A WEATHER watchdog is warning people to batten down the hatches as the North East braces itself for gale-force winds.
The Met Office has issued a ‘be aware’ weather warning as winds of up to 70mph are set to batter the region today – and snow could also arrive tomorrow.
The bad weather is due to a rapid cyclogenesis – which is also known as ‘weather bomb’ – a deep low pressure system moving slowly eastwards between Scotland and Iceland.
The Met Office is predicting temperatures of no higher than 6°C today.
However, the wind chill factor will make it feel more like -3°C.
While tomorrow the thermometer will see highs of 5°C, and a chance of snow is expected between 6am and 9am.
Saturday is expected to be the coldest with highs of just 3°C, and a wind chill factor of -5°C.
WEATHER BOMBS EXPLAINED
Weather bombs are violent winds created by very rapidly falling pressure in a frontal depression.
The Met Office, which prefers the term explosive cyclogenesis, said such phenomena were significant for the speed of the pressure drop rather than their destructive power.
They occur where the barometer has fallen by 24 millibars in less than 24 hours.
The so-called Hurricane Bawbag, which hit Scotland three years ago yesterday, was among those given “bomb” status.

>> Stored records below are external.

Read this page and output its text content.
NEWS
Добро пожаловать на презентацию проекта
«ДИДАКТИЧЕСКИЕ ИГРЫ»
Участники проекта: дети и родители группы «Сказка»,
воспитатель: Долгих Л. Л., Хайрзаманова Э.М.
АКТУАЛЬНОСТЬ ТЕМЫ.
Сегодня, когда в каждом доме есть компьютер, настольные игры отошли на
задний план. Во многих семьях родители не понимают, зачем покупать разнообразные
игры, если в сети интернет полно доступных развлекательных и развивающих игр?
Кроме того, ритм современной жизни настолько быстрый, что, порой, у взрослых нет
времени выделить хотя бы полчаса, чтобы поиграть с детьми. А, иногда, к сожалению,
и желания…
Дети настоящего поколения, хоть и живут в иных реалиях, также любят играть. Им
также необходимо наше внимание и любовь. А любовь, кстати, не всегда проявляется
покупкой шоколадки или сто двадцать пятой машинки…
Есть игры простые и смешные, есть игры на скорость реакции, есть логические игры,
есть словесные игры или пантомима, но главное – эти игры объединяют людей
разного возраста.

The storm triggered the Met Office’s first red weather warning, with 165mph winds over Cairn Gorm and 60,000 homes left without power, but it caused far less damage than had been feared.
In the United States, the Washington Post reported in February 2010 that a weather bomb had “exploded” over the east coast, with winds of up to 94mph and nearly 2ft of snow dumped on Central Park in New York, notching up a record monthly snowfall.
Meteorologist Cindy Day, of Canadian TV station CTV Atlantic, described an east coast storm in December 2011 as a “textbook weather bomb”.
Moving in from Cape Cod, it blanketed New Brunswick with 25cm (10in) of snow and drenched Nova Scotia with 70mm (28in) of rain, amid hurricane-force gusts.
However, some people have taken advantage of the extreme conditions created by such bombs.
Surfer Garrett McNamara broke a world record on a 111ft wave off Portugal caused by storm Jolle in January 2013, in which the pressure dropped by 58 millibars in 24 hours.